Pourquoi je fais du vélo de voyage? Parce que ça me nourri. C’est difficilement explicable avec des mots, mais les émotions sont nombreuses et intenses. La découverte de l’inconnu, la découverte de soi, la nature omniprésente. Les images, les odeurs. La liberté surtout. Et comme je dit souvent, le voyage en vélo, c’est en décapotable. Mais c’est ça, ça me nourri, au sens propre du terme. Lors de mon voyage en Méditerranée, les restaurant étaient fermés, et ce n’était pas si facile de trouver à manger. Parfois j’ai du sauter des repas. Jamais je n’ai eu faim. Ça m’a étonné. Certes je ne suis pas un athlète, j’ai des réserves, mais quand même, après 90km de vélo chaque jour, j’aurais dû avoir faim. Et bien, pas tant que ça. Ce que je traversais me nourrissait, je l’ai découvert alors.
En ce moment, je fais mon premier voyage à l’étranger. En Europe, Allemagne, Autriche, et Suisse bientôt. Et c’est magnifique. Je vois d’autres cultures, d’autres pratiques, sans parler des paysages. Le voyage en vélo, c’est sûrement ce que j’ai fais de plus intense depuis ma randonnée dans les Pyrénées (un tiers du GR10).

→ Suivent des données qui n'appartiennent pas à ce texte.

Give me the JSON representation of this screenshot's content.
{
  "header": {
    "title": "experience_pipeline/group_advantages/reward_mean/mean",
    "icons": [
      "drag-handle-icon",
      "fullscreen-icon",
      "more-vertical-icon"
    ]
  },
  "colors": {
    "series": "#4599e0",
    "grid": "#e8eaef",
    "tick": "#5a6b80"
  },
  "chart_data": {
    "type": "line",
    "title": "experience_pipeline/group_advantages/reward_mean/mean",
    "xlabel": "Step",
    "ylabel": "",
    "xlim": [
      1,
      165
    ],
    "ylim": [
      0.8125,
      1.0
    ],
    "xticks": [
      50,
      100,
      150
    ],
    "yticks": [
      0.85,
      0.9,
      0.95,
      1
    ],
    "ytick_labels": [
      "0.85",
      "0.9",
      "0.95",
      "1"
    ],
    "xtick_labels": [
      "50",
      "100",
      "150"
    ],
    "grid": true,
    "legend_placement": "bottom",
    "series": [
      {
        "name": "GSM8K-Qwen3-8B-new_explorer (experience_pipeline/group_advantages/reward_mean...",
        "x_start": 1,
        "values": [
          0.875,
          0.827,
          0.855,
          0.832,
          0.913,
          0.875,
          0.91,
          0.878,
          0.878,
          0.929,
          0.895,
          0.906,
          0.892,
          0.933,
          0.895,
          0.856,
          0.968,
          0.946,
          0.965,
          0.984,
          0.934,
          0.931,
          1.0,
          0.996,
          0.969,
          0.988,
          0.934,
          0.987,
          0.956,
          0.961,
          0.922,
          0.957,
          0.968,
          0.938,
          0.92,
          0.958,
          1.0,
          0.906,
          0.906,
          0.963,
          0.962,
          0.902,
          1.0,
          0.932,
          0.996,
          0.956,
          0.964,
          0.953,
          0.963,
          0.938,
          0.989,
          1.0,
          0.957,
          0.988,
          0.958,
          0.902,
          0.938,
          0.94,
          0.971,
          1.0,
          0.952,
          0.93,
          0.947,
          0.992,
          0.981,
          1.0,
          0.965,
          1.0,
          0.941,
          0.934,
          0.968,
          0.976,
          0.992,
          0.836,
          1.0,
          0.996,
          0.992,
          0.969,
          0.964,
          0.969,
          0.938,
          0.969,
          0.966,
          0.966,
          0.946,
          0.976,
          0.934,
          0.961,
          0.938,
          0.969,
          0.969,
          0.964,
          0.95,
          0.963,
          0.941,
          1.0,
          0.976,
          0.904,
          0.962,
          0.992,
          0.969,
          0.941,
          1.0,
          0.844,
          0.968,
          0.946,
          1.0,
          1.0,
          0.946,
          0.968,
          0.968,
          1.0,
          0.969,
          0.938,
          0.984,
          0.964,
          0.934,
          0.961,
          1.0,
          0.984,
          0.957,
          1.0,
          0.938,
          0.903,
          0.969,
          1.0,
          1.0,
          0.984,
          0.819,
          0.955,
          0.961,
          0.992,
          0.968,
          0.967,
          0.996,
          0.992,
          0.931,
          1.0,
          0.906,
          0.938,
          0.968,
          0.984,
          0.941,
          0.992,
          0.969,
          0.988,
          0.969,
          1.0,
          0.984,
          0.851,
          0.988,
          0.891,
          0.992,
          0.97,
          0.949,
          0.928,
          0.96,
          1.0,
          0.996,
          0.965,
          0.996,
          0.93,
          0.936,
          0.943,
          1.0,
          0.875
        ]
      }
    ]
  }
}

Qu’est ce qui est mieux entre la randonnée à pied et la randonnée à vélo? Bonne question. C’est différent. L’avantage que je vois à vélo, c’est la vitesse. Le vélo est pour moi le meilleur moyen de transport en Europe. Il permet d’aller suffisamment vite pour explorer. On peut s’arrêter quand on veut, mais si on veut traverser rapidement une zone sans intérêt, ça va vite. On va à 20km/h à peu près, c’est à dire qu’on couvre une distance importante en très peu de temps comparé à la marche.
Après tous ces voyages, je dois avouer que j’ai éprouver un peu de lassitude. Et puis en regardant la carte, en regardant des récits de voyage, j’ai prévu ce présent voyage. Il est un peu nouveau car j’ai prévu tous les hébergements à l’avance. Donc je voyage plus léger, sans tente et duvet,… Aussi, j’ai prévu une étape à Bregenz pour aller voir un opéra, où est construite apparemment, l’été, une scène sur le lac. Ils vont jouer Rigoletto de Verdi. C’est amusant pour moi, aller à l’opéra en vélo, en Autriche. Il faut des projets. A notre époque, c’est vital. Des projets enrichissants. Il y a urgence.